Display timer events (CPU Clock comparator CLKC and timer TIMR)
ASID: 0044 Jobname: IZUSVR1 SRB/TCB IASN Interrupt PSW Count Where processing -------- ---- -------- -------- -------- ---------------------------------------- 00000000 0044 070C0000 81D83CB8 2 IEANUC01.ASAXMPSR+00 READ/WRITE NUCLEUS ... 008CEE88 0044 078D0401 945F2B28 11 AREA(Subpool252Key00)+CB28 EXTENDED PRIVATE 008CEE88 0044 078D2401 945F99BE 1 AREA(Subpool252Key00)+0139BE EXTENDED PRIVATE 008CEE88 0044 078D2401 FA63F71E 1 SPECIALNAME+03F71E EXTENDED PRIVATE 008CEE88 0044 078D0401 FAB00178 1 SPECIALNAME+0178 EXTENDED PRIVATE 008CEE88 0044 078D2401 FAB447BE 1 SPECIALNAME+0447BE EXTENDED PRIVATE 008CEE88 0044 078D0401 FAD9E660 1 SPECIALNAME+29E660 EXTENDED PRIVATE 008B17B8 0044 070C0000 81C92030 1 IEANUC01.IAXVP+4048 READ ONLY NUCLEUS 008B27C0 0044 072C1001 91AF2460 1 BBGZAFSM+7520 EXTENDED CSA ... 008D2E88 0044 078D0401 945F2B28 22 AREA(Subpool252Key00)+CB28 EXTENDED PRIVATE 008D2E88 0044 078D0401 FB036F08 1 SPECIALNAME+036F08 EXTENDED PRIVATE ... 008D2E88 0044 078D0401 FC145732 1 AREA(Subpool229Key00)+A732 EXTENDED PRIVATE
This displays
- The TCB
- The virtual adress where the interrupt occurred
- These entries are in time sequence, and so we can see the second entry had 11 interupts in quick succession (count is 11).
- The Where processing, is a guess at converting the address into a module name. Sometimes it works, for example Module IEANUC01, csect ASAXMPSR, offset 0. Sometimes it cannot tell, for example from Java code.
This shows 2 things
- The application said wake me up in a certain time period
- The TCB was executing and z/OS interrupted it because it needed to go and dispatch some other work. This gives a clue as to hot spots in the code. If the same address occurs many times – the code was executing here many times. I look in the raw systrace to see if this is a TIMer (boring) or a CLKC interesting. Interesting gives you a profile of what code is CPU intensive.

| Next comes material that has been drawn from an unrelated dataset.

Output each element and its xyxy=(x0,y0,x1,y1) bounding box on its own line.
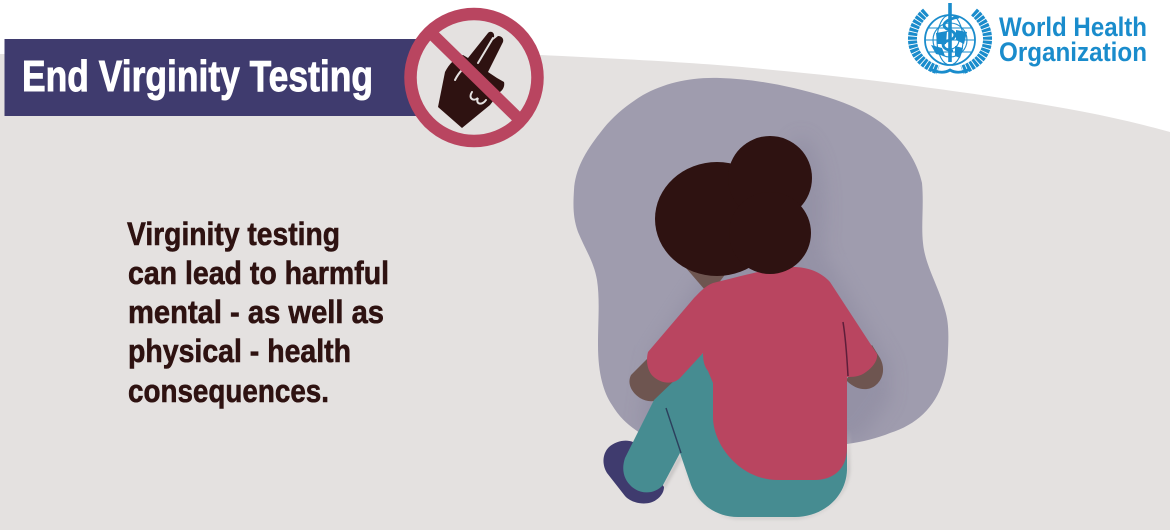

- You can delete all the records outside of this block, then sort 15 32 to sort on PSW address. For my IPCS dump the address 078D0401 945F2B28 occurred 35 times.
I/O activity
Device SSCH Issued I/O Occurred Duration
------ --------------- --------------- ------------
0A99 16:24:48.009819 16:24:48.010064 0.000244
0A99 16:24:48.033619 16:24:48.033856 0.000236
0A99 16:24:48.051014 16:24:48.051081 0.000066
0A99 16:24:48.057377 16:24:48.057434 0.000056
0A99 16:24:48.080331 16:24:48.080430 0.000098
------------
0.000702
Events for 0A99 : 5
Quickest I/O : 0.000056
Slowest I/O : 0.000244
Total : 0.000702
Average : 0.000140
This says for the device 0A99 there were 5 I/O requests, total time 0.7 milliseconds
- I used the REPORT VIEW to get the data into ISPF edit,
- deleted all the records above the I/O section
- Used X ALL
- F TOTAL ALL
- This shows the totals for all I/Os. Most totals were under 1 ms. One I/O was over 5 seconds.

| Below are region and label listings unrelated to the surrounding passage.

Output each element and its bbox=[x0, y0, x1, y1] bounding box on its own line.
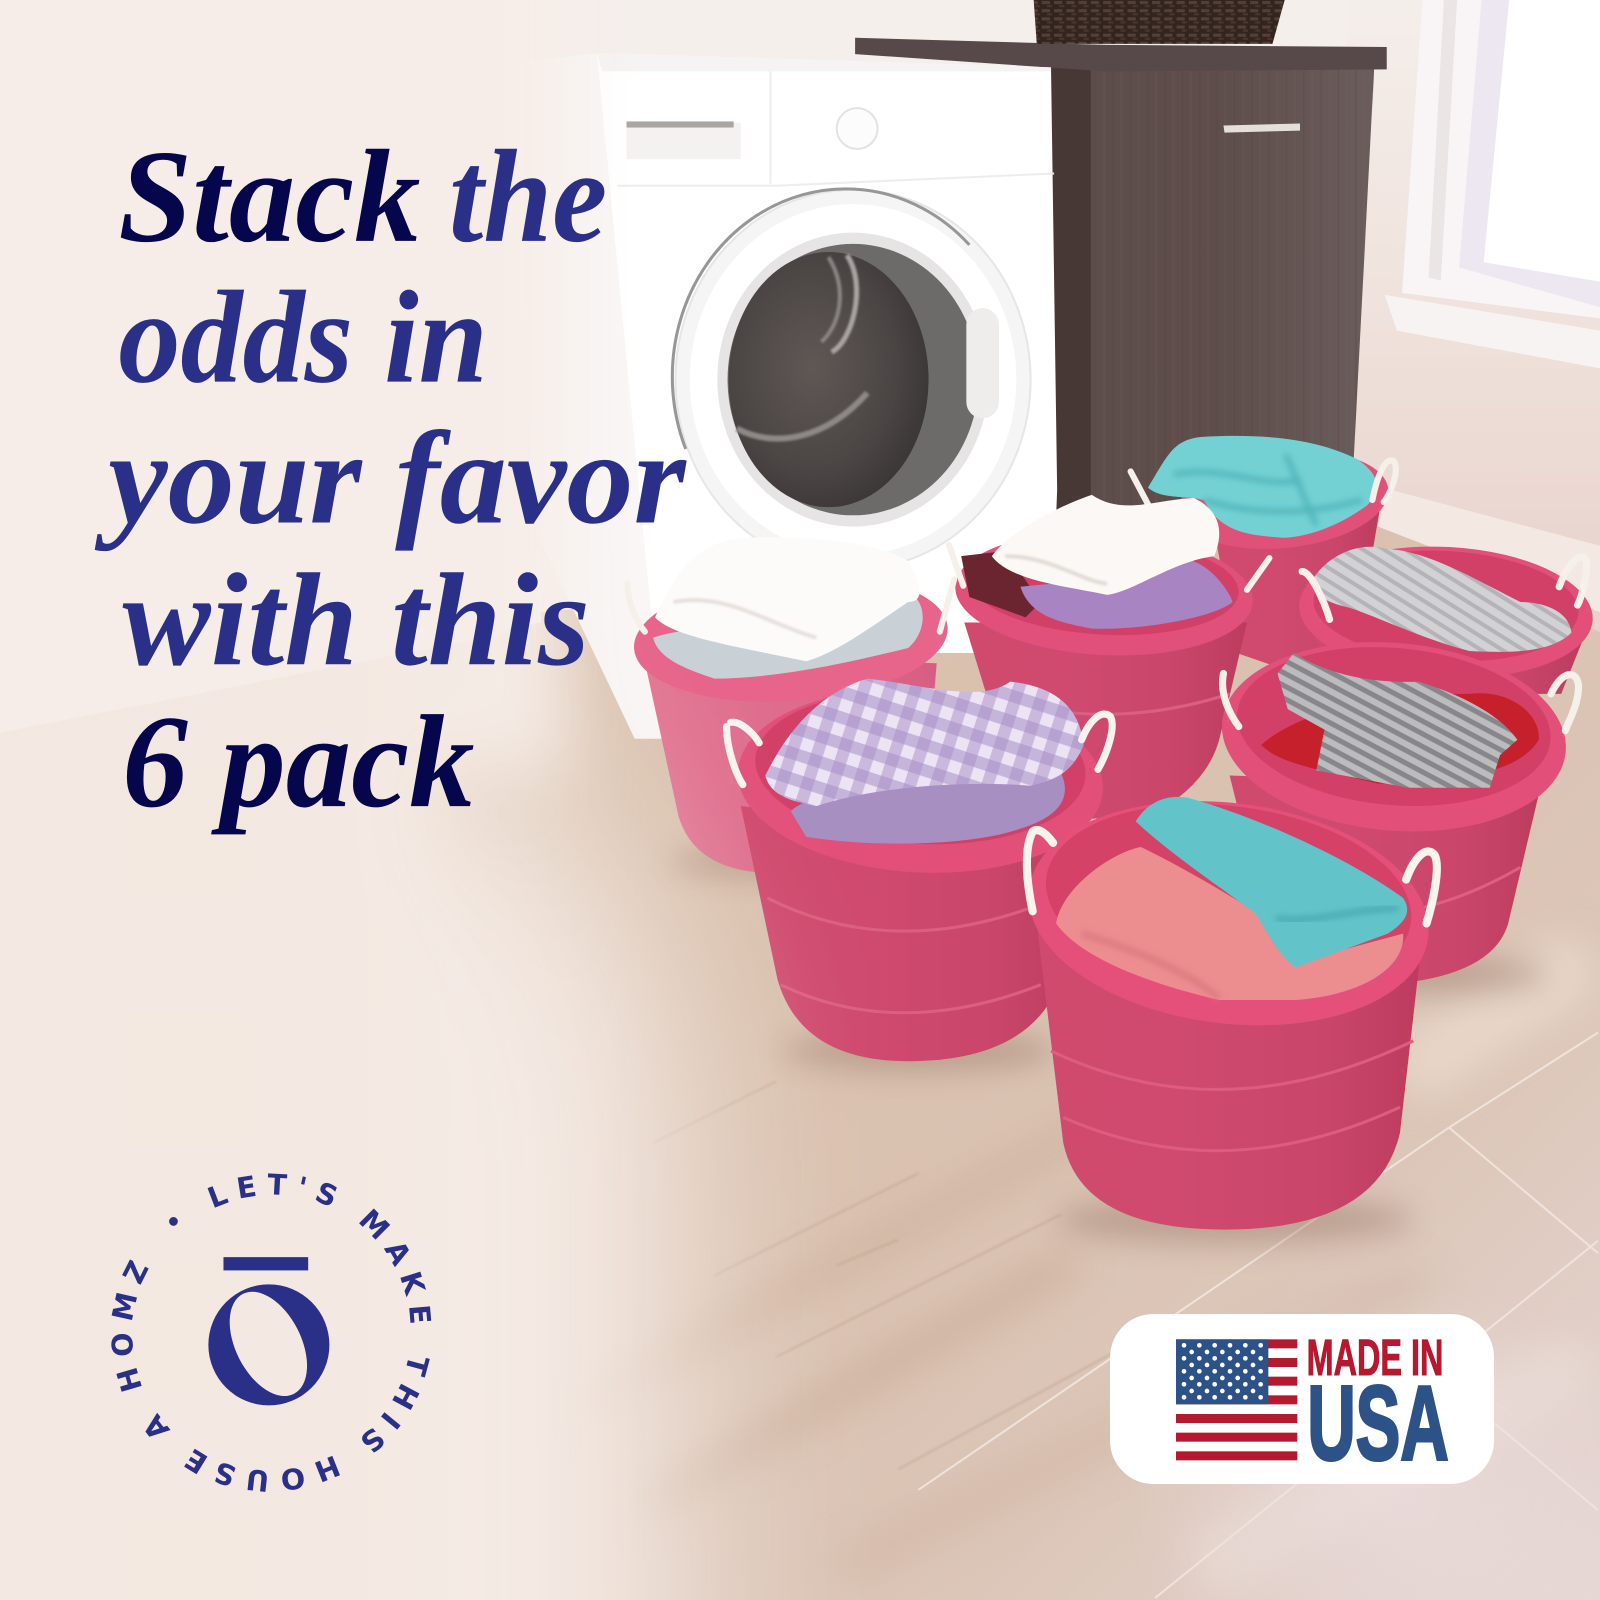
rope handles bbox=[1131, 460, 1396, 506]
detergent drawer bbox=[627, 121, 741, 159]
dial bbox=[837, 108, 878, 149]
wicker basket bbox=[1034, 0, 1285, 44]
gingham shirt bbox=[765, 679, 1084, 806]
made in usa badge bbox=[1110, 1314, 1494, 1484]
line 1: Stack bbox=[118, 123, 420, 270]
washing machine bbox=[505, 53, 1057, 739]
door glass bbox=[728, 244, 979, 515]
bucket: far back teal bbox=[1131, 436, 1396, 673]
line 4: with this bbox=[122, 546, 590, 693]
line 2: odds in bbox=[118, 264, 488, 411]
separator dot bbox=[169, 1217, 178, 1226]
line 3: your favor bbox=[94, 404, 687, 551]
rope handles bbox=[1302, 557, 1586, 619]
door latch bbox=[966, 308, 999, 418]
window sill bbox=[1385, 295, 1600, 368]
faded floor tint bbox=[0, 624, 653, 1600]
made in text: MADE IN bbox=[1307, 1329, 1443, 1386]
white pill bbox=[1110, 1314, 1494, 1484]
striped towel bbox=[1311, 547, 1571, 652]
american flag bbox=[1176, 1339, 1297, 1460]
purple sweater bbox=[791, 773, 1065, 844]
logo ring bbox=[208, 1279, 329, 1409]
floor shadows bbox=[668, 848, 1546, 1244]
soft light lower right bbox=[1122, 1224, 1600, 1600]
window bbox=[1385, 0, 1600, 368]
cabinet handle bbox=[1223, 123, 1300, 133]
bucket: back center white bbox=[949, 495, 1269, 821]
rope handles bbox=[628, 580, 954, 632]
right wall bbox=[1347, 0, 1600, 633]
red cloth bbox=[1261, 693, 1539, 784]
window frame bbox=[1459, 0, 1600, 307]
logo bar bbox=[223, 1257, 308, 1270]
right baseboard bbox=[1378, 489, 1600, 612]
bucket: right front gray bbox=[1214, 628, 1579, 982]
bucket: back left white bbox=[628, 537, 954, 872]
bucket: front teal pink bbox=[1016, 779, 1442, 1230]
door bbox=[672, 189, 1031, 569]
back wall bbox=[0, 0, 1367, 733]
logo badge bbox=[111, 1173, 432, 1492]
bucket: back right gray bbox=[1296, 539, 1596, 694]
rope handles bbox=[949, 545, 1269, 590]
cabinet body bbox=[1049, 61, 1374, 531]
line 5: 6 pack bbox=[122, 688, 474, 835]
teal towel bbox=[1148, 436, 1377, 538]
white towel bbox=[655, 537, 920, 661]
white towel bbox=[992, 495, 1219, 595]
plaid cloth bbox=[961, 551, 1041, 617]
cabinet bbox=[855, 0, 1387, 531]
rope handles bbox=[1223, 673, 1579, 731]
window glass bbox=[1484, 0, 1600, 282]
rope handles bbox=[727, 714, 1112, 785]
line 1: the bbox=[449, 123, 607, 270]
usa text: USA bbox=[1307, 1364, 1449, 1482]
line 1 bbox=[118, 123, 607, 270]
rope handles bbox=[1027, 830, 1437, 923]
cabinet top bbox=[855, 38, 1387, 71]
teal towel bbox=[1136, 797, 1407, 967]
left baseboard bbox=[0, 549, 541, 733]
striped sweater bbox=[1278, 653, 1517, 788]
washer front bbox=[597, 53, 1057, 739]
pink towel bbox=[1056, 847, 1403, 1000]
left fade overlay bbox=[0, 58, 808, 1600]
purple cloth bbox=[1020, 559, 1233, 629]
headline bbox=[94, 123, 687, 835]
window casing bbox=[1402, 0, 1600, 318]
bucket: front left lavender bbox=[727, 679, 1112, 1061]
circular slogan: LET'S MAKE THIS HOUSE A HOMZ bbox=[111, 1173, 432, 1492]
gray blanket bbox=[653, 592, 923, 679]
washer side bbox=[505, 53, 663, 739]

- Displaying the detailed records above this TOTAL record showed one I/O took over 5 seconds!
End of report
End of PERFDATA analysis.
Advanced topic: Look at hot spots
I had seen that PSW 078D0401 945F2B28 was hot. If you go back to the IPCS command panel, you may be able to use the command
L 945F2B28
To display the storage. This will not work. You have to remove the top bit (80), so
L 145F2B28
may work.
If the first character is a letter (A-F) then you need to put a 0 on the front for example
L 0D2345678
You might need to put the address space in as well for example
L 145F2B28 ASID ID(x’44’)
You can say
L 145F2B28 ASID ID(x’44’) LENGTH(4096)
To display large sections of storage
Dig into the trace
You can use
systrace jobname(izusvr1)tcb(x’008CC2D8′)
to display all entries for the specified TCB and jobname.
- Go to the bottom ( type Max press PF8)
- use the report view command to get into and edit session
- Columns 79 to 88 contain a description of some of the system calls
- use X ALL;f ‘ ‘ 79 84 all;del all nx to delete all lines without a description
This gives you a picture of the MVS services being used.